Here is what I want to do:

  • send data to the device

  • compute kernel A

  • compute kernel B

  • get data from the device

I need to do that on successive blocks of data.

Since I have a 1.1 capable device, I want to use streams to overlap communications with GPU computation.

From the examples, I would assume I need to do something like:

for (blocks)

   cudaMemcpyAsyncHostToDevice(..., stream[block]);

for (blocks)

    kernel_A<<<... stream[block]>>>();

for (blocks)

   kernel_B<<<... stream[block]>>>();

for (blocks)

    cudaMemcpyAsyncDeviceToHost(..., stream[block]);

Which should overlap computation “b” and communication “b+1”/“b-1”.

Now the problem is that to compute kernel_A and kernel_B for block “b”, I need to make sure that “b-1” has been finished for these 2 kernels.
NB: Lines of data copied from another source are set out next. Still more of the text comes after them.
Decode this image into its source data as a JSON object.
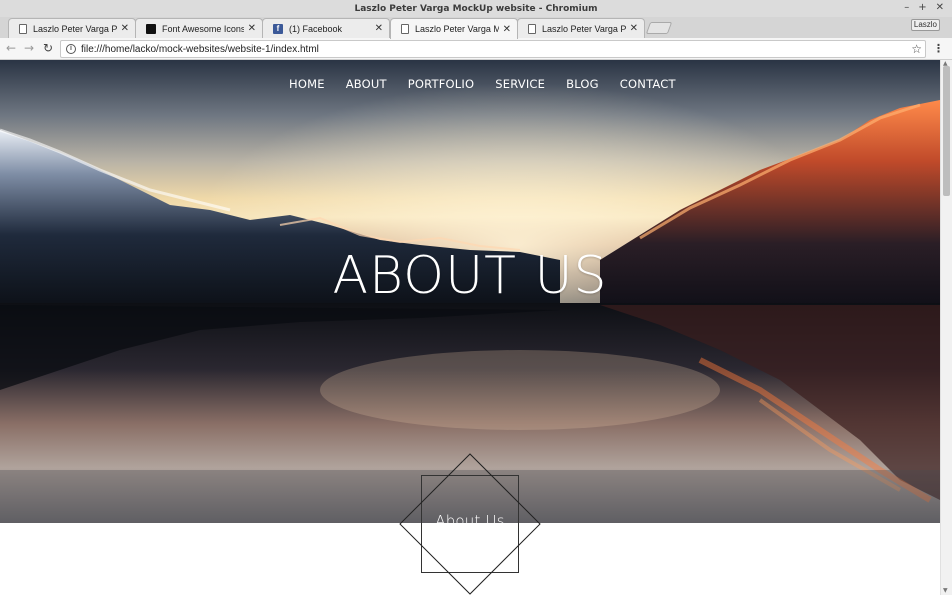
{
  "window": {
    "title": "Laszlo Peter Varga MockUp website - Chromium",
    "controls": [
      "–",
      "+",
      "✕"
    ]
  },
  "tabs": [
    {
      "label": "Laszlo Peter Varga Port",
      "favicon": "page-icon",
      "active": false
    },
    {
      "label": "Font Awesome Icons",
      "favicon": "font-awesome-icon",
      "active": false
    },
    {
      "label": "(1) Facebook",
      "favicon": "facebook-icon",
      "active": false
    },
    {
      "label": "Laszlo Peter Varga Moc",
      "favicon": "page-icon",
      "active": true
    },
    {
      "label": "Laszlo Peter Varga Port",
      "favicon": "page-icon",
      "active": false
    }
  ],
  "profile": "Laszlo",
  "toolbar": {
    "url": "file:///home/lacko/mock-websites/website-1/index.html"
  },
  "nav": {
    "items": [
      "HOME",
      "ABOUT",
      "PORTFOLIO",
      "SERVICE",
      "BLOG",
      "CONTACT"
    ]
  },
  "hero": {
    "title": "ABOUT US"
  },
  "section": {
    "heading": "About Us"
  }
}
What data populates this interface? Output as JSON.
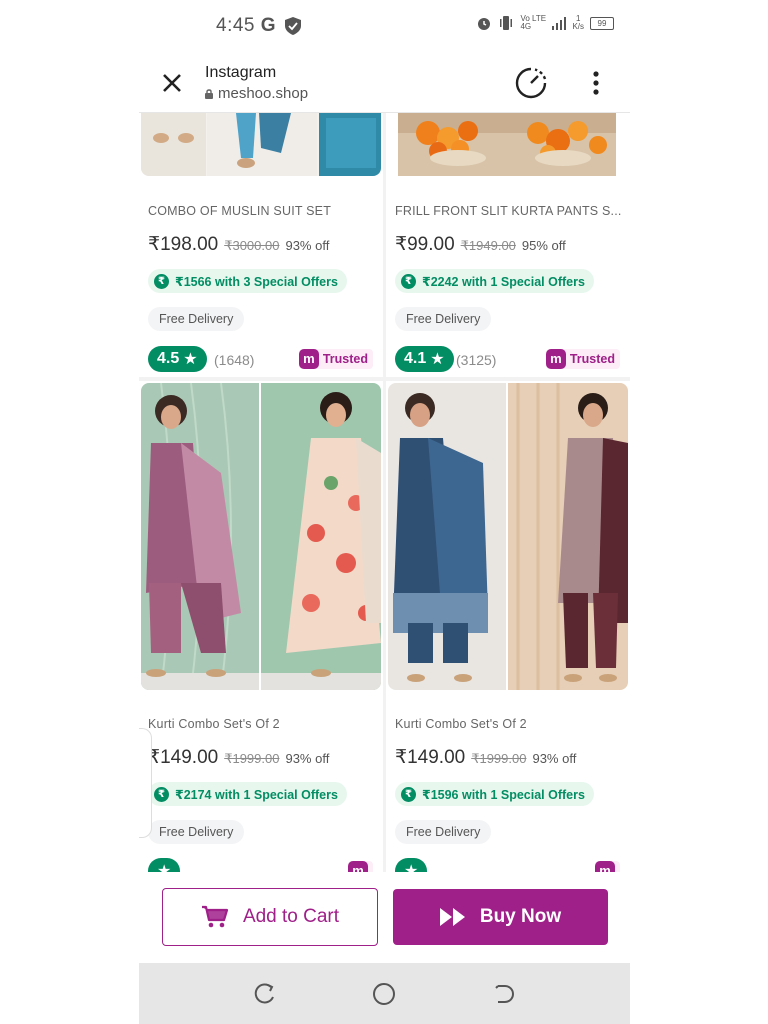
{
  "status_bar": {
    "time": "4:45",
    "g_label": "G",
    "network_label": "Vo LTE 4G",
    "speed_top": "1",
    "speed_unit": "K/s",
    "battery": "99"
  },
  "browser": {
    "title": "Instagram",
    "url": "meshoo.shop"
  },
  "products": [
    {
      "name": "COMBO OF MUSLIN SUIT SET",
      "price": "₹198.00",
      "mrp": "₹3000.00",
      "discount": "93% off",
      "offer": "₹1566 with 3 Special Offers",
      "delivery": "Free Delivery",
      "rating": "4.5",
      "reviews": "(1648)",
      "trusted": "Trusted"
    },
    {
      "name": "FRILL FRONT SLIT KURTA PANTS S...",
      "price": "₹99.00",
      "mrp": "₹1949.00",
      "discount": "95% off",
      "offer": "₹2242 with 1 Special Offers",
      "delivery": "Free Delivery",
      "rating": "4.1",
      "reviews": "(3125)",
      "trusted": "Trusted"
    },
    {
      "name": "Kurti Combo Set's Of 2",
      "price": "₹149.00",
      "mrp": "₹1999.00",
      "discount": "93% off",
      "offer": "₹2174 with 1 Special Offers",
      "delivery": "Free Delivery"
    },
    {
      "name": "Kurti Combo Set's Of 2",
      "price": "₹149.00",
      "mrp": "₹1999.00",
      "discount": "93% off",
      "offer": "₹1596 with 1 Special Offers",
      "delivery": "Free Delivery"
    }
  ],
  "actions": {
    "add_to_cart": "Add to Cart",
    "buy_now": "Buy Now"
  },
  "colors": {
    "brand": "#9f2089",
    "green": "#038d63"
  }
}
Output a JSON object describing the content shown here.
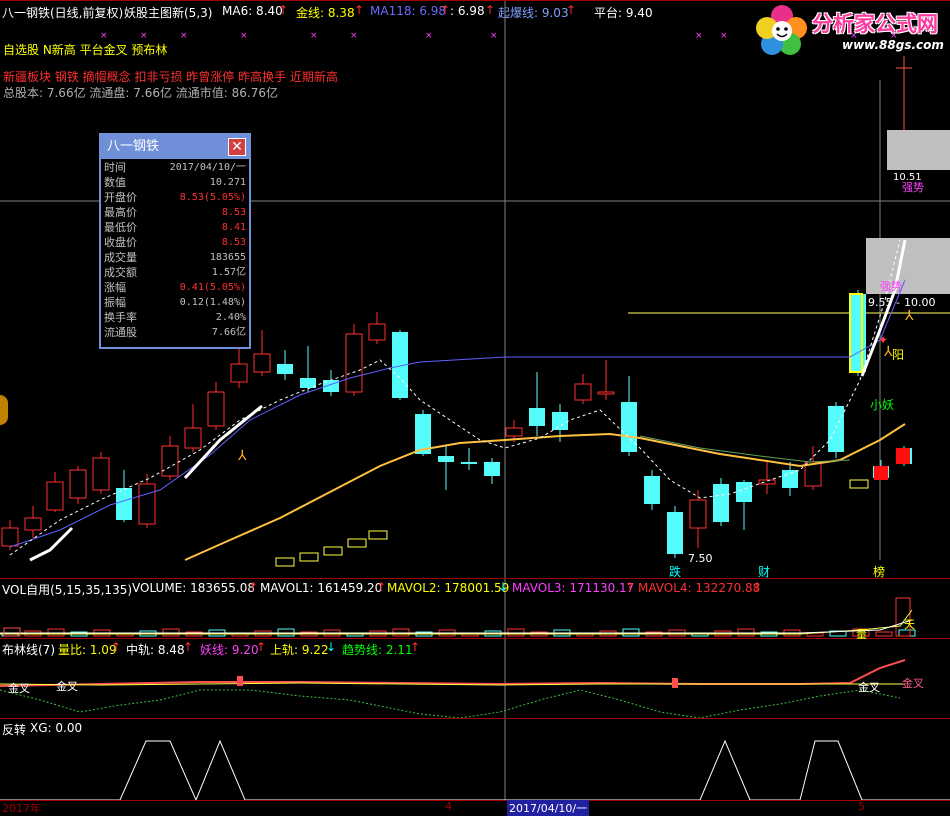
{
  "header": {
    "stock_title": "八一钢铁(日线,前复权)",
    "indicator_name": "妖股主图新(5,3)",
    "ma6": "MA6: 8.40",
    "jinxian": "金线: 8.38",
    "ma118": "MA118: 6.98",
    "ma118b": ": 6.98",
    "qibaoxian": "起爆线: 9.03",
    "pingtai": "平台: 9.40"
  },
  "tags": {
    "line1": "自选股 N新高 平台金叉 预布林",
    "line2": "新疆板块 钢铁 摘帽概念 扣非亏损 昨曾涨停 昨高换手 近期新高",
    "line3": "总股本: 7.66亿 流通盘: 7.66亿 流通市值: 86.76亿"
  },
  "logo": {
    "text": "分析家公式网",
    "url": "www.88gs.com"
  },
  "popup": {
    "title": "八一钢铁",
    "close_label": "✕",
    "rows": [
      {
        "k": "时间",
        "v": "2017/04/10/一",
        "up": false
      },
      {
        "k": "数值",
        "v": "10.271",
        "up": false
      },
      {
        "k": "开盘价",
        "v": "8.53(5.05%)",
        "up": true
      },
      {
        "k": "最高价",
        "v": "8.53",
        "up": true
      },
      {
        "k": "最低价",
        "v": "8.41",
        "up": true
      },
      {
        "k": "收盘价",
        "v": "8.53",
        "up": true
      },
      {
        "k": "成交量",
        "v": "183655",
        "up": false
      },
      {
        "k": "成交额",
        "v": "1.57亿",
        "up": false
      },
      {
        "k": "涨幅",
        "v": "0.41(5.05%)",
        "up": true
      },
      {
        "k": "振幅",
        "v": "0.12(1.48%)",
        "up": false
      },
      {
        "k": "换手率",
        "v": "2.40%",
        "up": false
      },
      {
        "k": "流通股",
        "v": "7.66亿",
        "up": false
      }
    ]
  },
  "chart_labels": {
    "price_1051": "10.51",
    "strong": "强势",
    "strong2": "强势",
    "price_955": "9.55",
    "price_1000": "10.00",
    "yang": "阳",
    "xiaoyao": "小妖",
    "low_750": "7.50",
    "die": "跌",
    "cai": "财",
    "bang": "榜",
    "liang": "量",
    "tian": "天",
    "jincha1": "金叉",
    "jincha2": "金叉",
    "jincha3": "金叉",
    "jincha4": "金叉"
  },
  "vol_panel": {
    "name": "VOL自用(5,15,35,135)",
    "volume": "VOLUME: 183655.08",
    "mavol1": "MAVOL1: 161459.20",
    "mavol2": "MAVOL2: 178001.59",
    "mavol3": "MAVOL3: 171130.17",
    "mavol4": "MAVOL4: 132270.88"
  },
  "boll_panel": {
    "name": "布林线(7)",
    "liangbi": "量比: 1.09",
    "zhonggui": "中轨: 8.48",
    "yaoxian": "妖线: 9.20",
    "shanggui": "上轨: 9.22",
    "qushixian": "趋势线: 2.11"
  },
  "fz_panel": {
    "name": "反转",
    "xg": "XG: 0.00"
  },
  "axis": {
    "year": "2017年",
    "month": "4",
    "date_cursor": "2017/04/10/一",
    "end_mark": "5"
  },
  "colors": {
    "up": "#ff3030",
    "down": "#54fcfc",
    "border": "#a00000",
    "ma_yellow": "#ffc040",
    "ma_blue": "#6060ff"
  }
}
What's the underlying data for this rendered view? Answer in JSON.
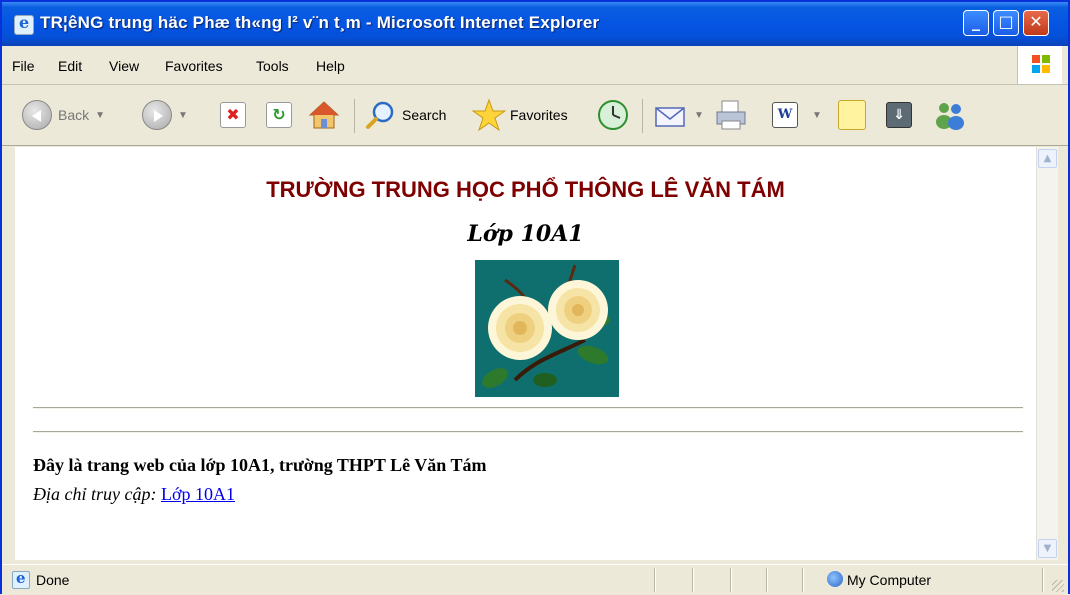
{
  "window": {
    "title": "TR¦êNG trung häc Phæ th«ng l² v¨n t¸m - Microsoft Internet Explorer"
  },
  "menu": [
    "File",
    "Edit",
    "View",
    "Favorites",
    "Tools",
    "Help"
  ],
  "toolbar": {
    "back_label": "Back",
    "search_label": "Search",
    "favorites_label": "Favorites"
  },
  "page": {
    "school_title": "TRƯỜNG TRUNG HỌC PHỔ THÔNG LÊ VĂN TÁM",
    "class_title": "Lớp 10A1",
    "intro": "Đây là trang web của lớp 10A1, trường THPT Lê Văn Tám",
    "address_label": "Địa chỉ truy cập:",
    "address_link": "Lớp 10A1"
  },
  "status": {
    "text": "Done",
    "zone": "My Computer"
  },
  "colors": {
    "titlebar": "#0554e3",
    "heading": "#7f0000",
    "link": "#0000ee"
  }
}
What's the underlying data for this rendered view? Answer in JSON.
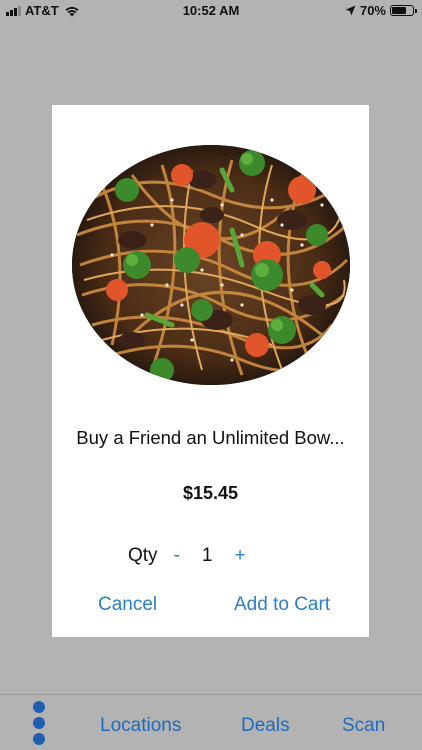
{
  "status_bar": {
    "carrier": "AT&T",
    "time": "10:52 AM",
    "battery": "70%",
    "battery_level": 0.7,
    "icons": [
      "signal-icon",
      "wifi-icon",
      "location-arrow-icon",
      "battery-icon"
    ]
  },
  "modal": {
    "image_icon": "noodle-bowl-image",
    "title": "Buy a Friend an Unlimited Bow...",
    "price": "$15.45",
    "qty_label": "Qty",
    "qty_minus": "-",
    "qty_value": "1",
    "qty_plus": "+",
    "cancel_label": "Cancel",
    "add_to_cart_label": "Add to Cart"
  },
  "tab_bar": {
    "more_icon": "more-dots-icon",
    "items": [
      {
        "label": "Locations"
      },
      {
        "label": "Deals"
      },
      {
        "label": "Scan"
      }
    ]
  },
  "colors": {
    "accent": "#2a7fc9",
    "tab_accent": "#1f6bbf",
    "overlay_background": "#b3b3b3",
    "card_background": "#ffffff"
  }
}
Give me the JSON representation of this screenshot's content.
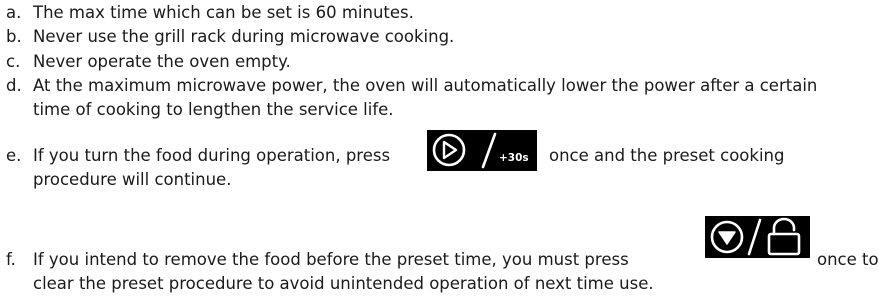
{
  "items": [
    {
      "marker": "a.",
      "text": "The max time which can be set is 60 minutes."
    },
    {
      "marker": "b.",
      "text": "Never use the grill rack during microwave cooking."
    },
    {
      "marker": "c.",
      "text": "Never operate the oven empty."
    },
    {
      "marker": "d.",
      "text": "At the maximum microwave power, the oven will automatically lower the power after a certain",
      "cont": "time of cooking to lengthen the service life."
    },
    {
      "marker": "e.",
      "text": "If you turn the food during operation, press",
      "after": "once and the preset cooking",
      "cont": "procedure will continue."
    },
    {
      "marker": "f.",
      "text": "If you intend to remove the food before the preset time, you must press",
      "after": "once to",
      "cont": "clear the preset procedure to avoid unintended operation of next time use."
    }
  ],
  "buttons": {
    "start": {
      "icon": "play-circle-icon",
      "label": "+30s"
    },
    "stop": {
      "icon": "stop-circle-icon",
      "lock_icon": "lock-icon"
    }
  }
}
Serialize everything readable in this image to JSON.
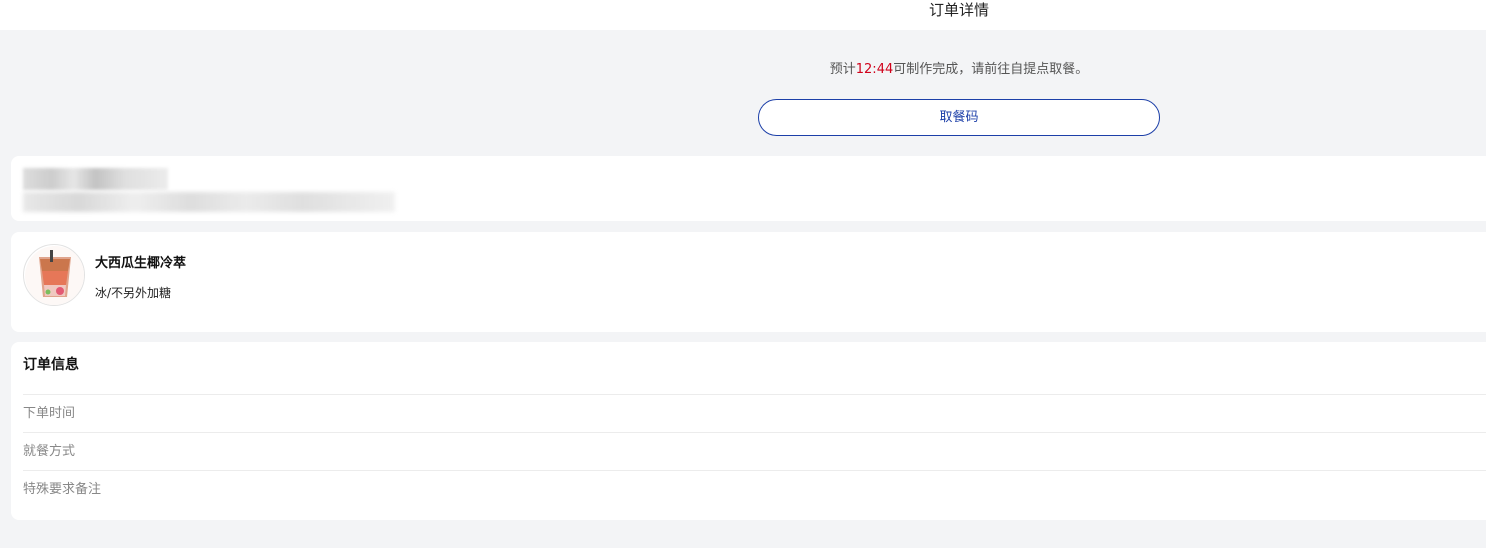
{
  "header": {
    "title": "订单详情"
  },
  "notice": {
    "prefix": "预计",
    "time": "12:44",
    "suffix": "可制作完成，请前往自提点取餐。"
  },
  "pickup_button": {
    "label": "取餐码"
  },
  "product": {
    "name": "大西瓜生椰冷萃",
    "spec": "冰/不另外加糖"
  },
  "order_info": {
    "title": "订单信息",
    "rows": [
      {
        "label": "下单时间"
      },
      {
        "label": "就餐方式"
      },
      {
        "label": "特殊要求备注"
      }
    ]
  },
  "colors": {
    "accent": "#1c3fa8",
    "time": "#d0021b",
    "background": "#f3f4f6"
  }
}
Since CUDA won’t launch several kernels at the same time on the GPU, I was thinking of something like that:

for (blocks)

   cudaMemcpyAsyncHostToDevice(..., stream[block]);

for (blocks) {

    kernel_A<<<... stream[block]>>>();

    kernel_B<<<... stream[block]>>>();

}

for (blocks)

    cudaMemcpyAsyncDeviceToHost(..., stream[block]);

In theory, since kernel_A(b) and kernelB(b) are called before their b+1 counterparts, and since CUDA won’t run 2 kernels concurrently, I assume this should do the trick.

But it does not.

Any ideas on how to process in this case? And most generally with multiple kernels instead of just send/compute 1 kernel/recv ?